I've had reasonably good luck with both Brother and Epson inkjets in recent memory, and in particular on Brother network interfaces you can disable whatever protocols you don't want. I've used the Brother MFC-J* series, and the Epson Workforce series.

Both have Linux drivers that kind of suck but do work. The Epsons at least use ESC/P which is sorta standard, or at least widely supported in CUPS.

Brother also makes what looks like a nice PCL color laser, but I've no direct experience with it. That would probably(?) be a better choice for traditional Linux/UNIX use.

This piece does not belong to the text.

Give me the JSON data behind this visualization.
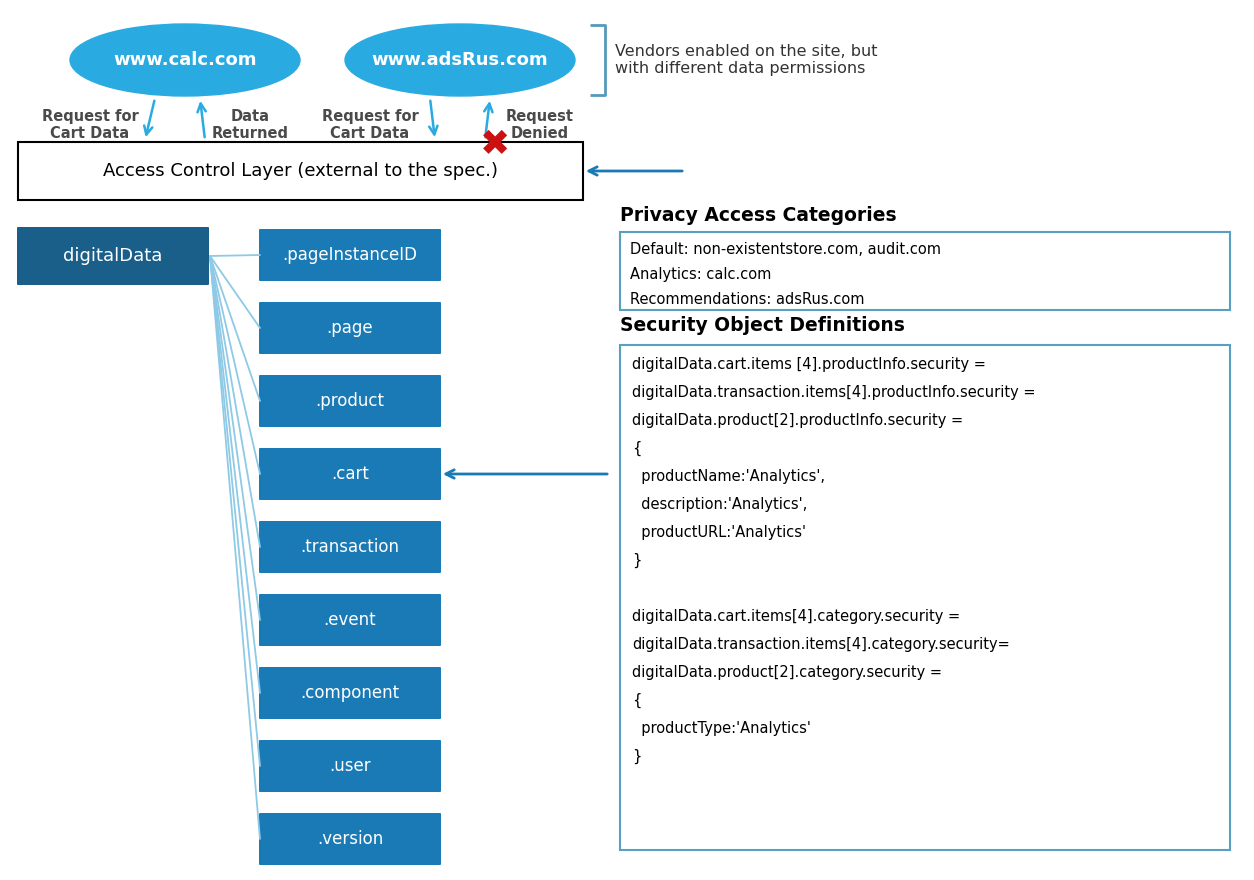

All of these support IPP, in theory, so printer drivers are supposed to be a problem of the past. Ahem.

-Adam

On October 31, 2020 6:22:47 p.m. CDT, Hartmut W Sager <hwsager@marityme.net> wrote:
Unrelated to the "Linux-friendly, non-abusive" matter (which other members here will no doubt deal with), my immediate thought is, it CANNOT be an inkjet device.  With your infrequent printing schedule, such a device would give you endless troubles and expenses with dried-out, often unresurrectable, inkjet cartridges or nozzles.  If colour is not needed, then it should be a laser device.  Those are fine with infrequent printing, though with such low print volumes, you'd still have the issue that even toner does deteriorate after a few years of sitting in a cartridge.
 
Back to inkjet devices:  You could print a handful of useless "maintenance" pages every 5 days or so to keep the cartridges and nozzles in good condition, which would result in way more "maintenance" pages than real pages being printed over time, with a much higher cost per real page than normal.
 
The dot-matrix printers of the distant past didn't have the above issues.  :)  :)
 
Hartmut W Sager - Tel +1-204-339-8331


On Sat, 31 Oct 2020 at 18:00, Glen Ditchfield <GJDitchfield@acm.org> wrote:
I'm looking for a color printer/scanner/copier, suitable for printing a few
pages every few weeks.  My current device is connected by USB to a Mac that
serves as a CUPS host and runs the scanner software, and that's just fine.  I
look at most of the modern features being offered and rate them somewhere
between "meh" and "get off my lawn" (Alexa voice-enabled printing?  Seriously?)
but might be willing to grant access to the local Wi-Fi.

Do you have any opinions on Linux-friendly, non-abusive devices?